Simple 1,000-Year-Old Medieval Medicine Cure Can Treat Modern Infections – Study Shows
Jan Bartek - AncientPages.com - Many ancient cultures used plants to treat infections and diseases. Archaeological evidence indicates that the use of medicinal plants dates back to the Paleolithic age, approximately 60,000 years ago.
Herbs can be more useful than most think, and there are many documented cases that show certain plants can be used for a variety of medicinal purposes.
Left: Natural medicine. Credit: Public Domain - Right: A page from Bald’s Leechbook. Its recipes are drawn from Greek and Roman authors and late Antique authors such as Alexander of Tralles as well as physicians with Anglo-Saxon names. Credit: Warwick University
By looking back and investigating how ancient people treated infections, there is still much to be learned. Researchers at the University of Warwick have discovered a simple 1,000-year-old Medieval medicine cure can treat modern infections.
Bacteria can live in two ways, as individual planktonic cells or as a multicellular biofilm. Biofilm helps protect bacteria from antibiotics, making them much harder to treat, one such biofilm that is particularly hard to treat is those that infect diabetic foot ulcers.
Scientists reconstructed a 1,000-year-old medieval remedy containing onion, garlic, wine, and bile salts, which is known as ‘Bald’s eyesalve’, and showed it to have promising antibacterial activity. The team also showed that the mixture caused low levels of damage to human cells.

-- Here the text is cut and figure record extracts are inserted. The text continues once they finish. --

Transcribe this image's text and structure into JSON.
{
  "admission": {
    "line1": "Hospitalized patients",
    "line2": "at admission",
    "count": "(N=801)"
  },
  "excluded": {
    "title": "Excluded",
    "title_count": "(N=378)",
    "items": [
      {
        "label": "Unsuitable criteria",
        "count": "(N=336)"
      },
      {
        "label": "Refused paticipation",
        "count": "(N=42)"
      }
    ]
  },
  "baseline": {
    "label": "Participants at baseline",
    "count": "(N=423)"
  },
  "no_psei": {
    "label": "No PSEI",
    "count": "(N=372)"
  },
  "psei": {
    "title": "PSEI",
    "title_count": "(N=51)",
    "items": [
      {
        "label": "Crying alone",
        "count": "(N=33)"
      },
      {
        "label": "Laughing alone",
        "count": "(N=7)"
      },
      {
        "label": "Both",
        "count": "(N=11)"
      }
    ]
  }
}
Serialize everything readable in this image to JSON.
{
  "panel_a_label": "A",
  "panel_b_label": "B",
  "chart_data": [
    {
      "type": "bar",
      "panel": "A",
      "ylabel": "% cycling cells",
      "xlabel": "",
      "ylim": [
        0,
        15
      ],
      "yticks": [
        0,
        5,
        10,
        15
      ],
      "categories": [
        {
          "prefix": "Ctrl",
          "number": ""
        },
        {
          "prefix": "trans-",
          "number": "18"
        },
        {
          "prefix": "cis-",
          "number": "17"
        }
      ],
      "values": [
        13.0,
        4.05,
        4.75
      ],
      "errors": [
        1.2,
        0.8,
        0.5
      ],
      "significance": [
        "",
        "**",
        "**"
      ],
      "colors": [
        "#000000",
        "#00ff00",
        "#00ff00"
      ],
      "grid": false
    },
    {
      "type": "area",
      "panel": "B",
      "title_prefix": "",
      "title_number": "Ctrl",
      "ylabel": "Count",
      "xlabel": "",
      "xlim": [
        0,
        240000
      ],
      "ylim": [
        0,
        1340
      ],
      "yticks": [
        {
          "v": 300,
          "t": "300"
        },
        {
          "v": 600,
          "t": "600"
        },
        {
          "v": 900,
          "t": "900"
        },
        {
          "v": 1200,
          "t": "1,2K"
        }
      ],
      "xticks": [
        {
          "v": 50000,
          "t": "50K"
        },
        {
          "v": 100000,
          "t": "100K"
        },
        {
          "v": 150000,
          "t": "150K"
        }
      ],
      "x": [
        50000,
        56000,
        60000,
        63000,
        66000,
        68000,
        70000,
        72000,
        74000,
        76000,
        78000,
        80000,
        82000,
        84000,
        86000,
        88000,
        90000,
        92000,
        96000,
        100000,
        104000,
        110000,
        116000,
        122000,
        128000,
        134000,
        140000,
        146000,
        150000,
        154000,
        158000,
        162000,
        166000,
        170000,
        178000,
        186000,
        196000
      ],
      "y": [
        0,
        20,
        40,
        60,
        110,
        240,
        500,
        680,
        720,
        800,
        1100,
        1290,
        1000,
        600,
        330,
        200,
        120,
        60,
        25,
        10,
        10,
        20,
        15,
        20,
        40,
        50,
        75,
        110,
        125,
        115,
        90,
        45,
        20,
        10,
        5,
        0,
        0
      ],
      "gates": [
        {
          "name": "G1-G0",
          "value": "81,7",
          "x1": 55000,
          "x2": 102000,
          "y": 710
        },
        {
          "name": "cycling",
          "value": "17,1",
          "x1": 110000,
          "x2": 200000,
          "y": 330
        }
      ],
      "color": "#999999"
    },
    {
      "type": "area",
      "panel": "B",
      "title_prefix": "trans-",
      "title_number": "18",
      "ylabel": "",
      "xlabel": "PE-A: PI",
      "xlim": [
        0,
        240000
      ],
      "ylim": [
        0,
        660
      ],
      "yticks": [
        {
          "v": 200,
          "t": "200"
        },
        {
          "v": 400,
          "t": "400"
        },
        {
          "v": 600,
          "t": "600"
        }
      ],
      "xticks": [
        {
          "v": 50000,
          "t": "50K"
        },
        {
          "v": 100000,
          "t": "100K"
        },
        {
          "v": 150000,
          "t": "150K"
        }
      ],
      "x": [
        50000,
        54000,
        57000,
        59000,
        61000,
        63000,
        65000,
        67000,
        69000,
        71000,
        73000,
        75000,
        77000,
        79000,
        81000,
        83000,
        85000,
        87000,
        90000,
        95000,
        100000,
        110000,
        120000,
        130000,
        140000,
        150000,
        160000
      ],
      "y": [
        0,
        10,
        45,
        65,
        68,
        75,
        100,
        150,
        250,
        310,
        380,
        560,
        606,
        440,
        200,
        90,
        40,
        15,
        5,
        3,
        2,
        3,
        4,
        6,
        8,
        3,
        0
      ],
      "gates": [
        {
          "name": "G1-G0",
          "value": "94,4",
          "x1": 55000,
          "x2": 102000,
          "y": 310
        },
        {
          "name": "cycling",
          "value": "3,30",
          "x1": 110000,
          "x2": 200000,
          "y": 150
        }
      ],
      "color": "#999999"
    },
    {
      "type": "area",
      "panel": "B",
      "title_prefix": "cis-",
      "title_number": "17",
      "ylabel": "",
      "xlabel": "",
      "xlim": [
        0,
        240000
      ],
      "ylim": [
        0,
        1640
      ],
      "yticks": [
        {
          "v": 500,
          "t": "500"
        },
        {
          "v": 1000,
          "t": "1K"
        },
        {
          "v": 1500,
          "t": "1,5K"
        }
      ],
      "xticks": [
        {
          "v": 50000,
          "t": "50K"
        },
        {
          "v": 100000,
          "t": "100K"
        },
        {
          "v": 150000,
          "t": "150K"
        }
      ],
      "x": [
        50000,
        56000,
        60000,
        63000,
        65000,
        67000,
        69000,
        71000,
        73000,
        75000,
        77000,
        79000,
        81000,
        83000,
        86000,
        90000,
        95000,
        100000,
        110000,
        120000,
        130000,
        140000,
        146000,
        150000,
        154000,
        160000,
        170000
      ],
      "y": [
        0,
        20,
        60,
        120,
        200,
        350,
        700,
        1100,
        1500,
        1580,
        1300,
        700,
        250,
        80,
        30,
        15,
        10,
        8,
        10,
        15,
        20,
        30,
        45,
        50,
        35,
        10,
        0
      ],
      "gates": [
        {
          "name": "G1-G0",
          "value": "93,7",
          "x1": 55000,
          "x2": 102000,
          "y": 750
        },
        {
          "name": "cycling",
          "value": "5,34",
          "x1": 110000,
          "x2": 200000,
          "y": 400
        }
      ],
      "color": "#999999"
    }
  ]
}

They found the Bald’s eyesalve remedy was effective against a range of Gram-negative and Gram-positive wound pathogens in planktonic culture.
All of these bacteria can be found in the biofilms that infect diabetic foot ulcers and which can be resistant to antibiotic treatment.
The Bald’s eyesalve mixtures use of garlic, which contains allicin, can explain activity against planktonic cultures, however garlic alone has no activity against biofilms, and therefore the anti-biofilm activity of Bald’s eyesalve cannot be attributed to a single ingredient and requires the combination of all ingredients to achieve full activity.
Medieval people were very interested in and studied medicine. The Schola Medica Salernitana (Italian: Scuola Medica Salernitana) was a Medieval medical school, the first and most important of its kind. Credit: Public Domain
“We have shown that a medieval remedy made from onion, garlic, wine, and bile can kill a range of problematic bacteria grown both planktonically and as biofilms. Because the mixture did not cause much damage to human cells in the lab, or to mice, we could potentially develop a safe and effective antibacterial treatment from the remedy,” Dr. Freya Harrison, from the School of Life Sciences at the University of Warwick explained.
“Most antibiotics that we use today are derived from natural compounds, but our work highlights the need to explore not only single compounds but mixtures of natural products for treating biofilm infections.
We think that future discovery of antibiotics from natural products could be enhanced by studying combinations of ingredients, rather than single plants or compounds. In this first instance, we think this combination could suggest new treatments for infected wounds, such as diabetic foot and leg ulcers,” she added.
“Our work demonstrates just how important it is to use realistic models in the lab when looking for new antibiotics from plants. Although a single component is enough to kill planktonic cultures, it fails against more realistic infection models, where the full remedy succeeds,” Jessica Furner-Pardoe, from the Medical School at the University of Warwick said.